My friend Walter Opdycke and I have been making quality cleaning products for a variety of industries, including laundry, for the past 30 years. About two decades ago, Walt observed that the constantly changing regulatory climate under which we toiled would eventually limit our raw material selection to only soap and soda ash.
The day has come. Newscripts recently waxed enthusiastic about Charlie’s Soap, “a laundry detergent brand that is popular among folks concerned about laundry residues” (C&EN, July 7, page 40). Charlie’s Soap is good, we are told, because it contains fewer ingredients than other detergents. It seems to contain only soap and soda ash.
Charlie’s Soap might actually work—if you are washing in distilled water. That would include approximately none of us. Any hardness in the water at all will precipitate the soda ash as calcium and magnesium carbonate. Even worse, the soap will precipitate as scum.
Those diapers you were trying to wash to a residue-free condition will be loaded with sharp-edged crystals of calcium carbonate, which will abrade the fibers of the diaper, shortening its life. Additionally, that residue will be alkaline in nature, and hence irritating to the poor child of the ignorant parent. The diapers will also be loaded with soap scum that, in the short term, will make them appear gray and dingy. In the long run, the accumulated scum will make the diaper harsh to the feel and no longer absorbent.
Formulating any kind of product to the fewest number of ingredients is a truly bizarre, and wholly irrational, goal. Ask anyone who has ever said it for the reason why. I have yet to hear an answer to that question. Mother Nature doesn’t hold herself to such an unrealistic goal. In a recent issue of Inform (published by the American Oil Chemists’ Society), the ingredient list of a common chicken egg was published. The list, almost certainly not exhaustive, contained about 100 different ingredients.
Unfortunately, the statement about the fewest ingredients goal is never challenged. It’s the kind of thing you would expect to see from Consumer Reports or Greenpeace. But it’s not the way to get things clean. It’s disappointing that C&EN reported it unchallenged.

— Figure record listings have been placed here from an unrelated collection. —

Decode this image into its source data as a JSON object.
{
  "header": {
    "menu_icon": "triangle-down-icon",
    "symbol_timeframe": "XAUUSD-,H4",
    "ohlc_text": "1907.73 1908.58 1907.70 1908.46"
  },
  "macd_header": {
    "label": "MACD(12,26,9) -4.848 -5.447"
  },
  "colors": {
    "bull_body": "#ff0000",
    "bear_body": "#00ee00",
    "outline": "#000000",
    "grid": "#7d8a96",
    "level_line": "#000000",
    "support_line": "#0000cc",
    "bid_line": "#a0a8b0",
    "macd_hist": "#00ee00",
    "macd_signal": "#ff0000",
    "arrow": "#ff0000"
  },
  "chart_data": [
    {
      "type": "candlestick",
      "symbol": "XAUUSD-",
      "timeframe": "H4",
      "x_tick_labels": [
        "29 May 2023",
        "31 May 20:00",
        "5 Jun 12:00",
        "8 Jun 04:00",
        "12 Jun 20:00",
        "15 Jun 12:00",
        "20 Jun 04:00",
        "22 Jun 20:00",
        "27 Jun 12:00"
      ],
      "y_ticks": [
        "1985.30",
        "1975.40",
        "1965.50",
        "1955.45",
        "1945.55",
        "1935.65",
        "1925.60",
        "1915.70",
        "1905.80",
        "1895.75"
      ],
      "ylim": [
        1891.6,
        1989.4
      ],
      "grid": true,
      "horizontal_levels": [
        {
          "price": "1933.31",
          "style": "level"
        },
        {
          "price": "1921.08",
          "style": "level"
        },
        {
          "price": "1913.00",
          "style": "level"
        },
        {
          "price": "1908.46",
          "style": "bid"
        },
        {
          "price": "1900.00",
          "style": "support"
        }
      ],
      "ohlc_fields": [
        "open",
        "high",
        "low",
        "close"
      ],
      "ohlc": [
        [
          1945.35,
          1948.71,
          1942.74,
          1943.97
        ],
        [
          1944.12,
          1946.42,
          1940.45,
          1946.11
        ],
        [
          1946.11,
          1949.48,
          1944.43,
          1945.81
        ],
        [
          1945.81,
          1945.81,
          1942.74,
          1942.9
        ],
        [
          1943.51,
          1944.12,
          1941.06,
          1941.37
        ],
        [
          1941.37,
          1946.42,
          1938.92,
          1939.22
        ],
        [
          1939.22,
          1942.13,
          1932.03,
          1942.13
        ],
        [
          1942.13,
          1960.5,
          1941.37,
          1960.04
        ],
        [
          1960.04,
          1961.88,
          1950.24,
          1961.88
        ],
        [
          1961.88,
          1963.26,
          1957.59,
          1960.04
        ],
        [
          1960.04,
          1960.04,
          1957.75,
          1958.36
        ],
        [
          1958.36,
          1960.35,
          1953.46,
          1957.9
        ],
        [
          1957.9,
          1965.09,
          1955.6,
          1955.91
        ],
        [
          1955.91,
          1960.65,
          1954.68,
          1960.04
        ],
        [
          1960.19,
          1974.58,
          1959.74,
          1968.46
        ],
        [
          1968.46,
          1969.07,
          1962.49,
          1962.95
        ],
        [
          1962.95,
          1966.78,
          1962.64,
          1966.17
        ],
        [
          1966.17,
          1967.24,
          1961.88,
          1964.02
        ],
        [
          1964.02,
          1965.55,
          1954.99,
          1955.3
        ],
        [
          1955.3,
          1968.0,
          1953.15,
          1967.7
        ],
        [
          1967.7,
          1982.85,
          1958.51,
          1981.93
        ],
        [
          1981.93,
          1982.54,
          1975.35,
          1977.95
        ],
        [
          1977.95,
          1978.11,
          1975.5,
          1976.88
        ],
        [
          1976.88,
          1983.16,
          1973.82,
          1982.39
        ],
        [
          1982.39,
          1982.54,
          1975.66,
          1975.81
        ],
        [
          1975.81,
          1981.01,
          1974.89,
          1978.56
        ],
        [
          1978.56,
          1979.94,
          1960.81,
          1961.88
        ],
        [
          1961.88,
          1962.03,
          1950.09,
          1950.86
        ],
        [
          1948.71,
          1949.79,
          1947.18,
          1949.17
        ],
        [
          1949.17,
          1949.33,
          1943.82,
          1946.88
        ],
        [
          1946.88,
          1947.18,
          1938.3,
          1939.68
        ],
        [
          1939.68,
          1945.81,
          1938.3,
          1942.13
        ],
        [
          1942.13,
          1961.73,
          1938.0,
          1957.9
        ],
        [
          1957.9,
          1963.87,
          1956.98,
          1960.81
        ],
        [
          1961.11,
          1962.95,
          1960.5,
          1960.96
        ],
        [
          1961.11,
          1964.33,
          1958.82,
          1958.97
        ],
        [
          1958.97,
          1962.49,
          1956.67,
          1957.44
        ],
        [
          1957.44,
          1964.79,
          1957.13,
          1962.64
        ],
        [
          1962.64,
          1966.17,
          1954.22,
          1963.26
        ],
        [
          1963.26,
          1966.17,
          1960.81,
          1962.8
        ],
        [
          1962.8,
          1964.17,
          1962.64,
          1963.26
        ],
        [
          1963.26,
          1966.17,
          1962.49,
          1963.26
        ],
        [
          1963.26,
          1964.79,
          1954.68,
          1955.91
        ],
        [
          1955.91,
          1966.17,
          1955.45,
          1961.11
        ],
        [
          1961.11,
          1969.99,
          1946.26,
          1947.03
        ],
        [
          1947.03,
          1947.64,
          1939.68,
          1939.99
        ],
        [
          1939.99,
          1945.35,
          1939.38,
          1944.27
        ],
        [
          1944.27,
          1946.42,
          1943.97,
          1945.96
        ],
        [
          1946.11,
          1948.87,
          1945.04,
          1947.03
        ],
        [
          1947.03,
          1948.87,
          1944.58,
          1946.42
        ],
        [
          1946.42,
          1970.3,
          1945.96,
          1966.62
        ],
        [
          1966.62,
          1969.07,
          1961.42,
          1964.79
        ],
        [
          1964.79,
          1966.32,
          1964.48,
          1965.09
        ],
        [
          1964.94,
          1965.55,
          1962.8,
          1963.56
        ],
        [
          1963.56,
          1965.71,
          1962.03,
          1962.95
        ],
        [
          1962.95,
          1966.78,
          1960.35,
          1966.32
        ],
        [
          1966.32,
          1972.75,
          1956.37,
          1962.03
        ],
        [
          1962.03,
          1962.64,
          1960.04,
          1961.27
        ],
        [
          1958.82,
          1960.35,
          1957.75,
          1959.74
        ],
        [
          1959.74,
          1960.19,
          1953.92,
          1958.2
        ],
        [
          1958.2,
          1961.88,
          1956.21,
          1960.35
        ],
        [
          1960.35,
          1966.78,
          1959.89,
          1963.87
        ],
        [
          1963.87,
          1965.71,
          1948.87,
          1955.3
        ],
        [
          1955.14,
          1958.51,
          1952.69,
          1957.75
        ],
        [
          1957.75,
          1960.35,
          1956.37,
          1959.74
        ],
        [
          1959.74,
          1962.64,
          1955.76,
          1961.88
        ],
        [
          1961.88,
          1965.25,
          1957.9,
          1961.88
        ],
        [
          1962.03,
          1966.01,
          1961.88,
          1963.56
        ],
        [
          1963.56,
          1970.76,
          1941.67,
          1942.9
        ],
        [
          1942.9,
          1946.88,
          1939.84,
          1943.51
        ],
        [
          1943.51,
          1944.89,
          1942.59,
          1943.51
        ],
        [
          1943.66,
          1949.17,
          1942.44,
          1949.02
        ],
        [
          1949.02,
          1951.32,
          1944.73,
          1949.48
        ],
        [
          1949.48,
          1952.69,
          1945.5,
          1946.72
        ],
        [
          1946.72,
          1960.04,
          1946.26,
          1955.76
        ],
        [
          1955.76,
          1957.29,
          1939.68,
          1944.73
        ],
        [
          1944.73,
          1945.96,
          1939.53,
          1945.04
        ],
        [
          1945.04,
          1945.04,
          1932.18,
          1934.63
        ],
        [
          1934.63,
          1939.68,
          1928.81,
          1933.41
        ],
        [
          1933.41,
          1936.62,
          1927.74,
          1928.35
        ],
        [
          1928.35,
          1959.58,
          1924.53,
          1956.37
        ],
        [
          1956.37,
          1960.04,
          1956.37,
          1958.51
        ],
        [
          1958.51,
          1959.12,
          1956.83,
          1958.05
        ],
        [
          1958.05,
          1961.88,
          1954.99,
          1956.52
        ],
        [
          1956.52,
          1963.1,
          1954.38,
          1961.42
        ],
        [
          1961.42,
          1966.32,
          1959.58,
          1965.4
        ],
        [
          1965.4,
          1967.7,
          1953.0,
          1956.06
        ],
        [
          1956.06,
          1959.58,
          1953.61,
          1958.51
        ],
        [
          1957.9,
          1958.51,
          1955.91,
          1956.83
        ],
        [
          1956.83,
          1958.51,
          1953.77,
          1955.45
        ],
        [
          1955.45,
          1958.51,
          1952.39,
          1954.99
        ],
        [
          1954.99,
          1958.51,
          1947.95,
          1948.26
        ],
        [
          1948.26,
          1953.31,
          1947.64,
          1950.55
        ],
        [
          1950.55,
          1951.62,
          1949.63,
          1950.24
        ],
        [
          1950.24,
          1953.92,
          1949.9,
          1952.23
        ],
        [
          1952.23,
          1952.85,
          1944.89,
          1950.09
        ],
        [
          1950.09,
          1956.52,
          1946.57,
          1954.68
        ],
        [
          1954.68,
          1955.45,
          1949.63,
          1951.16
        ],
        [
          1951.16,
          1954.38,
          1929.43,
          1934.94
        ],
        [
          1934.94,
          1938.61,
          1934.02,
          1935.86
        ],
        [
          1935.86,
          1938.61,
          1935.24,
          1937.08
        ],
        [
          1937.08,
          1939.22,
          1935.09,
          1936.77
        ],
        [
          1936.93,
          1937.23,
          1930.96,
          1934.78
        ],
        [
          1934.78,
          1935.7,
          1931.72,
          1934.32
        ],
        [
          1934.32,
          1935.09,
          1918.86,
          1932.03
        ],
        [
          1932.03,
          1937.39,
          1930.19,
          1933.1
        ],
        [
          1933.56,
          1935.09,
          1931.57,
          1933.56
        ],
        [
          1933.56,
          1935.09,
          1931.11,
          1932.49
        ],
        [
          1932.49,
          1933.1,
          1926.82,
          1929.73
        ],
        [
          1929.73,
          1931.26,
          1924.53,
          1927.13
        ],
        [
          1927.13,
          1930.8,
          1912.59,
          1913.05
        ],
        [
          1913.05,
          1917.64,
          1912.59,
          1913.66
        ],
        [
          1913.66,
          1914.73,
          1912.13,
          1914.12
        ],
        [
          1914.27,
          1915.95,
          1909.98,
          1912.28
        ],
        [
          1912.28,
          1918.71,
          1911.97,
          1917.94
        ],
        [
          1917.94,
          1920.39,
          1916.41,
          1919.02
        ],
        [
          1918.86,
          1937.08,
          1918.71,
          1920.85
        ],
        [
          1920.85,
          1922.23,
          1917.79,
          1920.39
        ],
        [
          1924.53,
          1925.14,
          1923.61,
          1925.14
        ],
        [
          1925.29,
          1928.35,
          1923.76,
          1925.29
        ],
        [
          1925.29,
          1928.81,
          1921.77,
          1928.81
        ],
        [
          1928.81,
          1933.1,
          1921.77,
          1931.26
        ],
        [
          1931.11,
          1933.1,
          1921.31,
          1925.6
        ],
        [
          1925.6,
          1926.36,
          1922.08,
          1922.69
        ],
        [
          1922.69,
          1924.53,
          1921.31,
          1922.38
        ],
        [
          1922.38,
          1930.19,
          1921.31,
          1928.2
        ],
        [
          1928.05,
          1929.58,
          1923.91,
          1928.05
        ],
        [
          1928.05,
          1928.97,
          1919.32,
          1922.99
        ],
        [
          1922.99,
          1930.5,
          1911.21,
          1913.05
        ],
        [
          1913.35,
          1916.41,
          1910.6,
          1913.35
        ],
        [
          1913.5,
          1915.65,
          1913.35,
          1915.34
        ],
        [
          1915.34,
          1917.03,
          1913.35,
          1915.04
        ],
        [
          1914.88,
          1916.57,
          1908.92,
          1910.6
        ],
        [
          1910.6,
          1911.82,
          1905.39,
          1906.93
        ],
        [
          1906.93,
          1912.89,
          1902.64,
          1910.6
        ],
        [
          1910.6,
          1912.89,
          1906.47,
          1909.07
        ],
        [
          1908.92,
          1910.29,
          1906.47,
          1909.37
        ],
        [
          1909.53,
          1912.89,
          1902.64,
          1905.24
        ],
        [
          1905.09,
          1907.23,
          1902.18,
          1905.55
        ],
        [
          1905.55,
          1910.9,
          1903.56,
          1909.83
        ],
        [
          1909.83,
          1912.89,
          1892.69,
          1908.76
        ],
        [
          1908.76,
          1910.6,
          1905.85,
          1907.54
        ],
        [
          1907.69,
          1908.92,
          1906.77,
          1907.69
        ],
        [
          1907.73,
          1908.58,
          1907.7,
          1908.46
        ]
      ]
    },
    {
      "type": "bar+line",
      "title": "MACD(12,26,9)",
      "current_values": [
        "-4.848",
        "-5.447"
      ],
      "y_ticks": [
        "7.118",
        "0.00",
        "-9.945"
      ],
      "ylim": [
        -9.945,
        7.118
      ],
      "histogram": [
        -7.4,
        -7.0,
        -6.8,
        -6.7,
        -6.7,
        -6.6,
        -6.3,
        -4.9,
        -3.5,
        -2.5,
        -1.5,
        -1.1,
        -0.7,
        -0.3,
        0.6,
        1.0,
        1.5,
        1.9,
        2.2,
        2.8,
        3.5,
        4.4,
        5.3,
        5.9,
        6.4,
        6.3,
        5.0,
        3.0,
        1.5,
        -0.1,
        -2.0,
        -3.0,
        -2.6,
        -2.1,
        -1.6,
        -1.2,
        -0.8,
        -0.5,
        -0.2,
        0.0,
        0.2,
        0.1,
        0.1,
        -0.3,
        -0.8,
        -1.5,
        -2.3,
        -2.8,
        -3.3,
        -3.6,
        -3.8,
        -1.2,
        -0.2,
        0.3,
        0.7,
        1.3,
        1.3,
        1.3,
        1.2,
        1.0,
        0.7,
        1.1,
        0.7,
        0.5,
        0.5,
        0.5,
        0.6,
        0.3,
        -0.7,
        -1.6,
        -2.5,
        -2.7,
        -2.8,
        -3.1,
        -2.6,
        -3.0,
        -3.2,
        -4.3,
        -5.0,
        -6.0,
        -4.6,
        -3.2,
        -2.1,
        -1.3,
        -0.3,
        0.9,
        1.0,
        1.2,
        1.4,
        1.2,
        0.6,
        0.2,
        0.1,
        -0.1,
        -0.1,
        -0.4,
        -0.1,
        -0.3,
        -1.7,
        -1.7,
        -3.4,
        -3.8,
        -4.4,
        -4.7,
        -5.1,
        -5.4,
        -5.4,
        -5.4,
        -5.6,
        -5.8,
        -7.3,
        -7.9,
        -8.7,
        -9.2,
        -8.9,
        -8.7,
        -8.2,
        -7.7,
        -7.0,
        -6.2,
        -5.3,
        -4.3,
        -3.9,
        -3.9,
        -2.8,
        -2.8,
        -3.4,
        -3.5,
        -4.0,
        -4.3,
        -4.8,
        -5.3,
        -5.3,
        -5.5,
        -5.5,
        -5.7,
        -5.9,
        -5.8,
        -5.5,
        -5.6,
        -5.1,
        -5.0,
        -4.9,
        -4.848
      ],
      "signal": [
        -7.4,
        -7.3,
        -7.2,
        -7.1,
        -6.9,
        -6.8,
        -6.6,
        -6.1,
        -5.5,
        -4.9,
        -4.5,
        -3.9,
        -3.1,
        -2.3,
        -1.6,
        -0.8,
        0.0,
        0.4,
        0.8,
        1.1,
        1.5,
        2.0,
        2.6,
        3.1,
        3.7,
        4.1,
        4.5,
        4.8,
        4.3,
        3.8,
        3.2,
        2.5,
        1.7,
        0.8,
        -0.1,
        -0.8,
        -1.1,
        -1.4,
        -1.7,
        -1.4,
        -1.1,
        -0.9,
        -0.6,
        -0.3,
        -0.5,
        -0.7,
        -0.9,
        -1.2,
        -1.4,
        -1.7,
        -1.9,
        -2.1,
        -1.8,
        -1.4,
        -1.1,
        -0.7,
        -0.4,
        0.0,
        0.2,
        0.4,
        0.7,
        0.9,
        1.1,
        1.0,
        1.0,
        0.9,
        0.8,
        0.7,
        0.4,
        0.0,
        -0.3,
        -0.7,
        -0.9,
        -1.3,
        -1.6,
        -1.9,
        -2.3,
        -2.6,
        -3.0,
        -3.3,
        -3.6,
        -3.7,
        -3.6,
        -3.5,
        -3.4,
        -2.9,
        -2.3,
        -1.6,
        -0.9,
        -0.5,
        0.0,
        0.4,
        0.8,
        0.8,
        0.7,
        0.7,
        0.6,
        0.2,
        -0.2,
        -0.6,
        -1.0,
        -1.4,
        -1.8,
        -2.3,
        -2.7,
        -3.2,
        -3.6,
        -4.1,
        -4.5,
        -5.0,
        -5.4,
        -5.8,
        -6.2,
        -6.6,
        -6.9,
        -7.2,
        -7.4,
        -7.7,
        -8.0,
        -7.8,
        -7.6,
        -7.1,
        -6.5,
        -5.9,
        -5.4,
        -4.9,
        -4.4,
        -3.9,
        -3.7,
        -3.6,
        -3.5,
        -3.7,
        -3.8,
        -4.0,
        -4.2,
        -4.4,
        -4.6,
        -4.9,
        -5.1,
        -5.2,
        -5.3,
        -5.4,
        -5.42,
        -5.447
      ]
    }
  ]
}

I could go on and on about this one little story. Dryer sheets add so little hydrophobic wax to fabrics that they have virtually no effect on absorbency. (Rinse-cycle fabric softeners are a different story.) The ammonia stink from diapers is not due to microbes not removed during washing. The diapers do not come out of the dryer sterile, of course, but they are sanitary. The microbial load comes from what the baby deposits in the diaper.